Practice with Professional-Data-Engineer Dumps for Google Cloud Certified Certified Exam Questions & Answer [Q41-Q64]

Q41. You have a query that filters a BigQuery table using a WHERE clause on timestamp and ID columns. By using bq query – -dry_run you learn that the query triggers a full scan of the table, even though the filter on timestamp and ID select a tiny fraction of the overall data. You want to reduce the amount of data scanned by BigQuery with minimal changes to existing SQL queries. What should you do?

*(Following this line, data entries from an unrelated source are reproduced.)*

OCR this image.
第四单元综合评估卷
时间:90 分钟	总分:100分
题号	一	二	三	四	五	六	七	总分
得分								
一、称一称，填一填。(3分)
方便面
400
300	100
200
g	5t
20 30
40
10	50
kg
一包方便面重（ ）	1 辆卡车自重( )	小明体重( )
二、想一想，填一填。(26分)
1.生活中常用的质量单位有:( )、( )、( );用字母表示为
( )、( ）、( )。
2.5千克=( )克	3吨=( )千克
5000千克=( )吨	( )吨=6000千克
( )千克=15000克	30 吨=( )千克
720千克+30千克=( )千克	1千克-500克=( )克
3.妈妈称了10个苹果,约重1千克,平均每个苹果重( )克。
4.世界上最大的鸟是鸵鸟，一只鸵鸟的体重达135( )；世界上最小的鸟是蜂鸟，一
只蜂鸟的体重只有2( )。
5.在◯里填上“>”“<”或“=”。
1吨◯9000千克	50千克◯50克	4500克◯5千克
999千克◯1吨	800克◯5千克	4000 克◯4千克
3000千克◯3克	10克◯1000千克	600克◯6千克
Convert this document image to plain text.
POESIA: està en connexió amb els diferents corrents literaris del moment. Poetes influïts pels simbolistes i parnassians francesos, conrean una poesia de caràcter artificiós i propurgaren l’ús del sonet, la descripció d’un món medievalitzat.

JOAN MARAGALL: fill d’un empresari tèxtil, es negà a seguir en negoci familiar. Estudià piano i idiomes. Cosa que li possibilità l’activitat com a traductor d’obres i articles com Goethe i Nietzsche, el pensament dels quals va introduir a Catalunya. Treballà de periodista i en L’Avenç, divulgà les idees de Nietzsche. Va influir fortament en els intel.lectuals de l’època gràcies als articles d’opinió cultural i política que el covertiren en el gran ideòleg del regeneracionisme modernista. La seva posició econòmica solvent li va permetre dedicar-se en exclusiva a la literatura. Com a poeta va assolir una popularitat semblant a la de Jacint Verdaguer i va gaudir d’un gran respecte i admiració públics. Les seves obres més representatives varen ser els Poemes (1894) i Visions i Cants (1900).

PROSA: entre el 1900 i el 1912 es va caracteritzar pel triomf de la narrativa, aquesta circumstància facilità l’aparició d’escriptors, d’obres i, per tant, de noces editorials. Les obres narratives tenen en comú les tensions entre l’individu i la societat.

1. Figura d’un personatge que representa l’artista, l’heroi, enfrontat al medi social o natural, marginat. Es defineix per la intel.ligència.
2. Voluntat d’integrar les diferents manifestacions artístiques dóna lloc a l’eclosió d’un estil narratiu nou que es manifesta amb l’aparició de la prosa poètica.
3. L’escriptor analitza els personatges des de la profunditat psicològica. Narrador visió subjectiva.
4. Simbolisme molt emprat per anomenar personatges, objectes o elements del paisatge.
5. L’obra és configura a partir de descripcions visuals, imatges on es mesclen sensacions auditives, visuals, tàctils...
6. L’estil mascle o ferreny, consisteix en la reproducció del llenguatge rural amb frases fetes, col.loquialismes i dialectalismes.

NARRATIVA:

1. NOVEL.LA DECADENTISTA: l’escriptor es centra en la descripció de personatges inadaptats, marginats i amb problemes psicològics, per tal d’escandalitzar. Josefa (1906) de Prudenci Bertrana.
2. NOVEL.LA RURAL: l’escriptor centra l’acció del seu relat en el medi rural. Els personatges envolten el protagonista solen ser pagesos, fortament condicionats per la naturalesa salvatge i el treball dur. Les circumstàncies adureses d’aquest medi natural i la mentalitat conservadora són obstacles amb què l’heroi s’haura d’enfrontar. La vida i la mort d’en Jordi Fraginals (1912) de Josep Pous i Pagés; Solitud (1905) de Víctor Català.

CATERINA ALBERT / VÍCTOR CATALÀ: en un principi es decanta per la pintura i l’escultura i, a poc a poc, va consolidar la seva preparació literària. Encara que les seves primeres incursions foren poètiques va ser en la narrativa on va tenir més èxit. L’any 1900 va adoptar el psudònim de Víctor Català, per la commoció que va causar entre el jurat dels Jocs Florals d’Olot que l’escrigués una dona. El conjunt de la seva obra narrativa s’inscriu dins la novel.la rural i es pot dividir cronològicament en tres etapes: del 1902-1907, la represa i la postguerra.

Create a separate table for each ID.

Use the LIMIT keyword to reduce the number of rows returned.

Recreate the table with a partitioning column and clustering column.

Use the bq query – -maximum_bytes_billed flag to restrict the number of bytes billed.

Q42. The marketing team at your organization provides regular updates of a segment of your customer dataset.
The marketing team has given you a CSV with 1 million records that must be updated in BigQuery. When you use the UPDATE statement in BigQuery, you receive a quotaExceeded error. What should you do?

Reduce the number of records updated each day to stay within the BigQuery UPDATE DML statement limit.

Increase the BigQuery UPDATE DML statement limit in the Quota management section of the Google Cloud Platform Console.

Split the source CSV file into smaller CSV files in Cloud Storage to reduce the number of BigQuery UPDATE DML statements per BigQuery job.

Import the new records from the CSV file into a new BigQuery table. Create a BigQuery job that merges the new records with the existing records and writes the results to a new BigQuery table.

Q43. Which of the following statements about the Wide & Deep Learning model are true? (Select 2 answers.)

The wide model is used for memorization, while the deep model is used for generalization.

A good use for the wide and deep model is a recommender system.

The wide model is used for generalization, while the deep model is used for memorization.

A good use for the wide and deep model is a small-scale linear regression problem.

Q44. After migrating ETL jobs to run on BigQuery, you need to verify that the output of the migrated jobs is the same as the output of the original. You’ve loaded a table containing the output of the original job and want to compare the contents with output from the migrated job to show that they are identical. The tables do not contain a primary key column that would enable you to join them together for comparison.
What should you do?

Select random samples from the tables using the RAND() function and compare the samples.

Select random samples from the tables using the HASH() function and compare the samples.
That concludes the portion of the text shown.